A fit and successful man, Ryan loves his mom, but feels sorry for her too, in the way that only newly minted adults will sometimes feel sorry their older relatives, particularly those closest to them, well ok, admittedly, in the way newly minted adults will sometimes feel sorry for their mothers. It has occurred to him that had his parents stayed together, the burden of thinking so much about his mother could have been displaced, since it would have been largely the responsibility of his father. Now he felt the weight. He had rebelled against taking this on in high school, but gradually assumed the mantel as the years progressed.
When he visits his mother, Ryan has a protocol for keeping track of her. Inevitably, her preparation of an elaborate meal helps him create ruses to slip off into her room: He wants to check his weight because he doesn’t keep a scale at home; he wants to look at her pictures because he likes looking at them; he needs to borrow her Bible to look something up. Had Ryan lived in town, his mother would have been suspicious that he went into her room at all, but she was always so happy to see him, she didn’t ask questions.
He knows where she keeps her blood sugar monitor; he checks recent readings and the ninety day history. He syncs the scale he bought her to his phone and tracks her weight; nothing new there which is both good and bad. He checks the notebook beside her bed where she keeps a written record of finances and doctors’ appointments. She is still in trouble financially and physically though her smile and easy manner seems to bely that.

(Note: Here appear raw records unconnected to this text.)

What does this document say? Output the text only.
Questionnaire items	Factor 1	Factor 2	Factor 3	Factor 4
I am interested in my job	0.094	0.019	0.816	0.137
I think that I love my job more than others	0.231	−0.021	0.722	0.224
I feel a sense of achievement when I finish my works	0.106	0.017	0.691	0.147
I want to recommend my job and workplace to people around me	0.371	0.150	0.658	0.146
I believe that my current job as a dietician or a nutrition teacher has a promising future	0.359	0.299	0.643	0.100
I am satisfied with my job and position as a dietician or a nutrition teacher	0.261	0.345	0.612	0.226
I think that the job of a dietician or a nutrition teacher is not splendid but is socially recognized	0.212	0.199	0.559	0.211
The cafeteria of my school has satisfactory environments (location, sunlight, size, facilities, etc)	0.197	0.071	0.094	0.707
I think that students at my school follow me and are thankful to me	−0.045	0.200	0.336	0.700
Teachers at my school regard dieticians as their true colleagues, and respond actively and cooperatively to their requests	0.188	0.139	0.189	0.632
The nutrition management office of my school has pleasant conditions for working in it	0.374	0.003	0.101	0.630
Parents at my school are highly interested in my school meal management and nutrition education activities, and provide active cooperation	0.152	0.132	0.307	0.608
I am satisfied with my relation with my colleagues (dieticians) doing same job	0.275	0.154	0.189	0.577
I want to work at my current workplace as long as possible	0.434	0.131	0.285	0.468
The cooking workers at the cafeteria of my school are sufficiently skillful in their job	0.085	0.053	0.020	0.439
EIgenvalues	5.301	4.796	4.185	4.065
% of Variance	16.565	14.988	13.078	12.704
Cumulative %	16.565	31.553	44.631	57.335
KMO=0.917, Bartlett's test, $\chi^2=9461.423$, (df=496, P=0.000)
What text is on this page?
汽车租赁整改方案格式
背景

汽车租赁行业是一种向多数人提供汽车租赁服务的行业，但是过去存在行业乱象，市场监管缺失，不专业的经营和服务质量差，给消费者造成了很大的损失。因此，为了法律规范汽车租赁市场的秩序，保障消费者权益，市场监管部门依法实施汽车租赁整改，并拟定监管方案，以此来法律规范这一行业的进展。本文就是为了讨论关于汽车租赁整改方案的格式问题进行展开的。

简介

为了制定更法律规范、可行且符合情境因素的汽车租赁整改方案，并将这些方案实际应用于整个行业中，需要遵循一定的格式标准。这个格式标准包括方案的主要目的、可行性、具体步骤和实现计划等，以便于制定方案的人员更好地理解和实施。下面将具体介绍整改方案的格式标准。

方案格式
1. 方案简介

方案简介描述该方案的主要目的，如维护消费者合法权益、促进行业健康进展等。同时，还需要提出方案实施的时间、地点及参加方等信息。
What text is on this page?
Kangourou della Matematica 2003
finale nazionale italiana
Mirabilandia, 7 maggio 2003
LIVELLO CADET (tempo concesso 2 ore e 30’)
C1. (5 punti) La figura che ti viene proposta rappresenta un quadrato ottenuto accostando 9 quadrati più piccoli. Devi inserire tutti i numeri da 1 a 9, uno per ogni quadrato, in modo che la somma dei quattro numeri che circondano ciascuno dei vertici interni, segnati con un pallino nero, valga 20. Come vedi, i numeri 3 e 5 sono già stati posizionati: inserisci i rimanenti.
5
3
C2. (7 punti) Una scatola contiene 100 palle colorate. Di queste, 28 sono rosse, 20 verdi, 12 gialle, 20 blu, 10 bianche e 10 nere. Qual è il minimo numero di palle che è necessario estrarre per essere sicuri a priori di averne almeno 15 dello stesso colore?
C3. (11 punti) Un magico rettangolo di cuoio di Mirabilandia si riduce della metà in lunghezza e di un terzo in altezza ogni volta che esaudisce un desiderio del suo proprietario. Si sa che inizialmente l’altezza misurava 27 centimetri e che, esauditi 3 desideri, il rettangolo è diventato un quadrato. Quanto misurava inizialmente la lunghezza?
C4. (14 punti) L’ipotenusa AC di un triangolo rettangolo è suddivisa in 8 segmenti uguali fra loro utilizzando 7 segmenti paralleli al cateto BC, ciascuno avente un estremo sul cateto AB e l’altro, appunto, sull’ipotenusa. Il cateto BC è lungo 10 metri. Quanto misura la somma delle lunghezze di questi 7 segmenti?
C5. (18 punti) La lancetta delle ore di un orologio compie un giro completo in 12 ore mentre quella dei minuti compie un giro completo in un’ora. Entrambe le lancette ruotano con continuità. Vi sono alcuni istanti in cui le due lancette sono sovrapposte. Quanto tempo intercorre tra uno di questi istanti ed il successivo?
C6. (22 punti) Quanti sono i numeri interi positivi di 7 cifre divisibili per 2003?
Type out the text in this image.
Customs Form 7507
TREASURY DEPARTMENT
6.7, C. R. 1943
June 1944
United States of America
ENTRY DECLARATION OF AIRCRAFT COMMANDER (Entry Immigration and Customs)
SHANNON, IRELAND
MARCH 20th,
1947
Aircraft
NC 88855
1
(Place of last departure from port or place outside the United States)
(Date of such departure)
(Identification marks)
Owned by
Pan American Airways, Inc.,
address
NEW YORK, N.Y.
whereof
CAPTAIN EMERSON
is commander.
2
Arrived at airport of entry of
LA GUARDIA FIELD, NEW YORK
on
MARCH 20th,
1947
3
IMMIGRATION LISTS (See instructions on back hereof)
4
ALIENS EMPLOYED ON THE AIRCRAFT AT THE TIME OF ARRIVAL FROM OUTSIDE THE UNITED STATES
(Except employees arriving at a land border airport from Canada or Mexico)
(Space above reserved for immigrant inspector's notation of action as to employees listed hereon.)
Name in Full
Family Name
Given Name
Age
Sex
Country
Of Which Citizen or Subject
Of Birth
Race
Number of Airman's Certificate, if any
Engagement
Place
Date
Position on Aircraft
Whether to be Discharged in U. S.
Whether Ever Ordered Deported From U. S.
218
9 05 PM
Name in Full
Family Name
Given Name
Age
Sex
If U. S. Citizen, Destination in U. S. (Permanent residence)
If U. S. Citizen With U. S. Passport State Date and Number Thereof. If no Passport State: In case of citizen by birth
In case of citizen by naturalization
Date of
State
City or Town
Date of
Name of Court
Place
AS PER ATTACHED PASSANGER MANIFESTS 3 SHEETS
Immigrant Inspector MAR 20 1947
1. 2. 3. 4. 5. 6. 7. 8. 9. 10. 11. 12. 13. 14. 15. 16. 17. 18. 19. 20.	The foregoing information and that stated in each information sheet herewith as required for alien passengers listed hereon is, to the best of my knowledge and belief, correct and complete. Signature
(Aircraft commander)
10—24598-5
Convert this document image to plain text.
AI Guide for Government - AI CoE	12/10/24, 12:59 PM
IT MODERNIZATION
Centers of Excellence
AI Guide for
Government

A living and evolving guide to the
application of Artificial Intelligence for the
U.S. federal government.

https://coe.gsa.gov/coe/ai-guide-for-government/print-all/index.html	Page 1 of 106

This was just her way. He checks her Bible. The tiny piece of paper he inserted at the edge of a page in the New Testament is still in place which means she hadn’t unzipped the cover and read her Bible and likely hadn’t attended church and Bible study. There is a whiskey bottle bedside— not great—though it is still mostly full. The dust level on her dresser is reaching visible though oft used surfaces like her bedside secretary desk is variably dust free.
Sometimes, he had been surprised by notebooks found in her secretary such as a girlhood diary she kept of her travels with her family in Egypt and Israel. The notebook contained hieroglyphics and their translations and notes about Christmas in Israel, but also complaints about his aunt and grandmother, that they huddled together and gossiped on the trip and left her out. His late uncle and grandfather formed the male unit. She complained she didn’t fit into her own family. This had surprised him, though she would never have admitted any of this to his face. She may not have remembered writing this down. Who knows that she didn’t remember this experience or remember sticking this journal into her secretary desk.
One time he had seen his mother, a younger version of his mother, tidying up the bookshelves in the spare bedroom where he slept. He had sensed her presence, and when he opened his eyes, it was confirmed, but he was afraid. He knew she was not the mother that was alive now. His current mother had thinning hair and moved more deliberately, as if she were thinking before deciding to invest in a certain commitment to act. He was afraid for as he observed this newer version of her—which was younger and more carefree–he also heard his older mother in the kitchen, making his dinner. At dinner, he said nothing about this phantom but he had the unsettling sense he didn’t know his mother, that he didn’t know anything about how she lived or what she thought or how she had experienced life, though she still seemed to know a great deal about him, even what he chose to leave unspoken.
It was always a relief to leave his mother’s home and enter into the chaos of his father’s life, one with fewer memories of the past, a new family with a new mother and brother, where life with his father’s former wife was rarely, if ever, spoken of. And then it was even more of a relief to go home to his own town where there was less history and more possibility, where anything could happen, where the horizon expanded out in all directions.
And he was thankful he had yet to see his mother’s younger double here at his new apartment. He prayed for a stay of execution.